Protect against DDoS attacks
Whilst a firewall will spot a DDoS attack via IP addresses because they are all unique, it won’t spot a botnet. Firewalls are not built to be able to track an increase in website traffic. DDoS attacks are designed to significantly increase the flow of information to a website resulting in the web server crashing. But using a solution dedicated to break up the traffic, such as Cloudflare, will help to mitigate a DDoS attack. The DDoS protection software re-routes the extra traffic to allow the legitimate users to continue, avoiding any downtime.
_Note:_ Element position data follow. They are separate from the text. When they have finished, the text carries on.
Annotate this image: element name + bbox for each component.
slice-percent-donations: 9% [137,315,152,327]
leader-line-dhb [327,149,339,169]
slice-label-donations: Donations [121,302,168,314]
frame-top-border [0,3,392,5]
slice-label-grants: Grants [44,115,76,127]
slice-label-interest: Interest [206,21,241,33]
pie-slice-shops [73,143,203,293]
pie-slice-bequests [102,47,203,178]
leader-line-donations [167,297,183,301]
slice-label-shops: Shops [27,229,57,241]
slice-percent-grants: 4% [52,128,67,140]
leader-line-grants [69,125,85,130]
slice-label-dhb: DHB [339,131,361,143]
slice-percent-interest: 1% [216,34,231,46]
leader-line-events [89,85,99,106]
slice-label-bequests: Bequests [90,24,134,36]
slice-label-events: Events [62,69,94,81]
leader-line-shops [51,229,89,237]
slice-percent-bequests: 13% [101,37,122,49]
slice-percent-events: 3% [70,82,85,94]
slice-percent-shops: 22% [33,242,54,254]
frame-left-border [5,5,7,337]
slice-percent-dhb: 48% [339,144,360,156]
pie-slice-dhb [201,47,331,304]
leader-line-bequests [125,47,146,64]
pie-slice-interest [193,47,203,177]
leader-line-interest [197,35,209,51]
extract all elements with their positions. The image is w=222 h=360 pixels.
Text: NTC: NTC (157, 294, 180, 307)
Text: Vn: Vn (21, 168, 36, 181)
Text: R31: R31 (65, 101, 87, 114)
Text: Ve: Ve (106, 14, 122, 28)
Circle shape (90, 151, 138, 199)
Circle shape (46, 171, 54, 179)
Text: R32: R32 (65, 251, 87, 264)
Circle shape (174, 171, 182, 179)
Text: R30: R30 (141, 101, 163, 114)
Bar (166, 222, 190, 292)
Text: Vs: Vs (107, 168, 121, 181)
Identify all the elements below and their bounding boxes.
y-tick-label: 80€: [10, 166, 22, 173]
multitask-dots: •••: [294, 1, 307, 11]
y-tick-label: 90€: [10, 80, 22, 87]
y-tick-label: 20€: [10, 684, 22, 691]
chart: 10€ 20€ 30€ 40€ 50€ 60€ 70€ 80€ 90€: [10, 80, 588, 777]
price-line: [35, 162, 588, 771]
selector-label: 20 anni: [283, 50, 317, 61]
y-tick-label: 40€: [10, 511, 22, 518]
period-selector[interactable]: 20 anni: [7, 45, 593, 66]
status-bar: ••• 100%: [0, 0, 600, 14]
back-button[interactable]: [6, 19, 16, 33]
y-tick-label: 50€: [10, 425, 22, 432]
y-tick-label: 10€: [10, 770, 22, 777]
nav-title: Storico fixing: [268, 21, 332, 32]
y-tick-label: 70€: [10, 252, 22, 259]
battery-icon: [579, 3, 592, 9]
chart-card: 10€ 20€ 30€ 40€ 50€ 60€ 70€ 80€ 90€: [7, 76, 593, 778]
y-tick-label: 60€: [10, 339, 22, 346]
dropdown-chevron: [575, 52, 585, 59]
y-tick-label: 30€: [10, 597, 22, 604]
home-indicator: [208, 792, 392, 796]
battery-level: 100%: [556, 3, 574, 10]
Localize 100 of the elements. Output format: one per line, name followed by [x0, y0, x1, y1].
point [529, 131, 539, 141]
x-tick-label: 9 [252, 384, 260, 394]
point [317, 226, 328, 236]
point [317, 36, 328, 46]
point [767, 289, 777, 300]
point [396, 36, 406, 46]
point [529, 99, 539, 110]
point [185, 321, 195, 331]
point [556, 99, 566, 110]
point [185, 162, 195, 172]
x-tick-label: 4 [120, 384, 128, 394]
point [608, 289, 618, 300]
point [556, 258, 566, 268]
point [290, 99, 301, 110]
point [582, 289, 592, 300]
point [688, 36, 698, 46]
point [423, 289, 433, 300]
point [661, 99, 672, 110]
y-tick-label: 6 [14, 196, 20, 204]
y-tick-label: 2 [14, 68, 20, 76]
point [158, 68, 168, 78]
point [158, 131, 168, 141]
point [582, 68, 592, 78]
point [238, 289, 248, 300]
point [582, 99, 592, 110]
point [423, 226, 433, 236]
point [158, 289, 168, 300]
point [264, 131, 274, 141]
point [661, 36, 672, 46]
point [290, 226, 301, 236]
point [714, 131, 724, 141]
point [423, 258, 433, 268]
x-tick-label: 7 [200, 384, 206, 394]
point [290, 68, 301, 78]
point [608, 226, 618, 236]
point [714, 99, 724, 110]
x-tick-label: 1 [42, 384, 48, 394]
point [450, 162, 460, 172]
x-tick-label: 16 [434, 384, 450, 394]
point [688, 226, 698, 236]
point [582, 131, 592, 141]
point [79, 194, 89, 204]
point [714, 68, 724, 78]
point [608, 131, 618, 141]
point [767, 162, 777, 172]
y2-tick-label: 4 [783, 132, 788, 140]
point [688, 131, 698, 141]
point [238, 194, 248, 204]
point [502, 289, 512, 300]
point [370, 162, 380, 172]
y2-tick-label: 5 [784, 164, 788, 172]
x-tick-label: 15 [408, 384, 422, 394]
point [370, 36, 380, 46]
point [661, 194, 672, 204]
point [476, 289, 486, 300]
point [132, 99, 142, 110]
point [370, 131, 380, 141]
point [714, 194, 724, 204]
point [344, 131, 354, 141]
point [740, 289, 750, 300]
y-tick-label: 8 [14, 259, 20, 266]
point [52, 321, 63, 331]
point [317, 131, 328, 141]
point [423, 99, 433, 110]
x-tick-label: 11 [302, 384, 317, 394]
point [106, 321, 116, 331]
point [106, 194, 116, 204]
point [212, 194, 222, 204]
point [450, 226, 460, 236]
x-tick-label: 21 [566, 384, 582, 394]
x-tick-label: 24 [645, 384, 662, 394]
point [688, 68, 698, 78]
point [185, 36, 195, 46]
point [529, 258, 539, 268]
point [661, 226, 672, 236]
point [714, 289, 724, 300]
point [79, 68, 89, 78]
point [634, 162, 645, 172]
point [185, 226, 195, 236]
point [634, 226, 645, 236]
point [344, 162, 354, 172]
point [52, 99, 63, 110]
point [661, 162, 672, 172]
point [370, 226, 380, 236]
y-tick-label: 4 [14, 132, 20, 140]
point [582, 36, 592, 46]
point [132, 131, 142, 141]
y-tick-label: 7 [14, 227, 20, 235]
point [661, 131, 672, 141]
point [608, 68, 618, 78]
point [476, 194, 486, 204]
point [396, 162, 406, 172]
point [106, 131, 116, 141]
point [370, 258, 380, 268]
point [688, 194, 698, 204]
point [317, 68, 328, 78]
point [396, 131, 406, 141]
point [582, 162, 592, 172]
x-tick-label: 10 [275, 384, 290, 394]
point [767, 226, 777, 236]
Use an SSL or TLS certificate
An easy and practical way of protecting your website, as well as the users, is by installing an SSL – Secure Sockets Layer – certificate. If the website is an online or ecommerce store, using an SSL certificate is essential to protect users’ personal information, such as names, addresses and credit card details. Not only that, without an SSL certificate, it is highly likely that Google will blacklist the website which isn’t good for business. An SSL certificate works by connecting users to a secure TLS connection that will automatically encrypt the data travelling between the user and the website.
When SSL certificates are installed, website platforms can be HTTPS encrypted as well which will need to renewed on a yearly basis.
A slight drawback of SSL certificates is that they can slow down website transactions, usually due to the layers of security. The majority of web hosts today include SSL certificates in the ecommerce web packages and it is well worth considering them.
Don’t forget to act on that update!
Not every update received from website hosts and software providers are for adding new features or increasing performance, often they are issued to fix a discovered gap, or vulnerability. It’s for this reason that it’s important any updates are acted upon immediately.
This is very much true for WordPress websites principally due to the number of plugins that are usually incorporated into a website build, and each one is a potential threat on security.
But a word of warning; it’s not always a good idea with WordPress plugin updates to carry them out immediately as there is a possibility that the updated plugin is compatible with other plugins used with the website. Make sure backups of the website are done regularly in case of this situation.
Passwords – change them regularly
Any platform that is used to build a website will require a username and a password. Avoid using the same password for the web server and the web hosting, particularly if you do have more than one website on the same server. Using a password manager, for example LastPass or KeePass 2, will ensure secure passwords are generated to fight against security attacks using malicious applications and bad files being downloaded to the database. Passwords should be unique, using random letters, numbers and symbols of twelve characters or more, different for every stage in the website chain and must not be reused.
Some web hosting platforms offer two-factor authentication and adds an additional layer of security to unique passwords.
Pay more attention to site security
Get into the habit of monitoring the security on the website constantly; note increases in website traffic, spam and any suspicious behaviour. Jetpack and Akismet Anti-Spam are good solutions for monitoring WordPress plugins. Choose a web server that includes security measures and try to avoid shared hosting as hosting multiple websites on one server attracts security attacks.
Make sure local computers are regularly scanned; whilst installing the best antivirus solution you can is important, it is also wise to run deep scans on laptops, desktop computers and other devices regularly, particularly if files are downloaded from those devices.
The last thing any business wants is a hacked website. It can have a serious impact on the business in terms of revenue and reputation.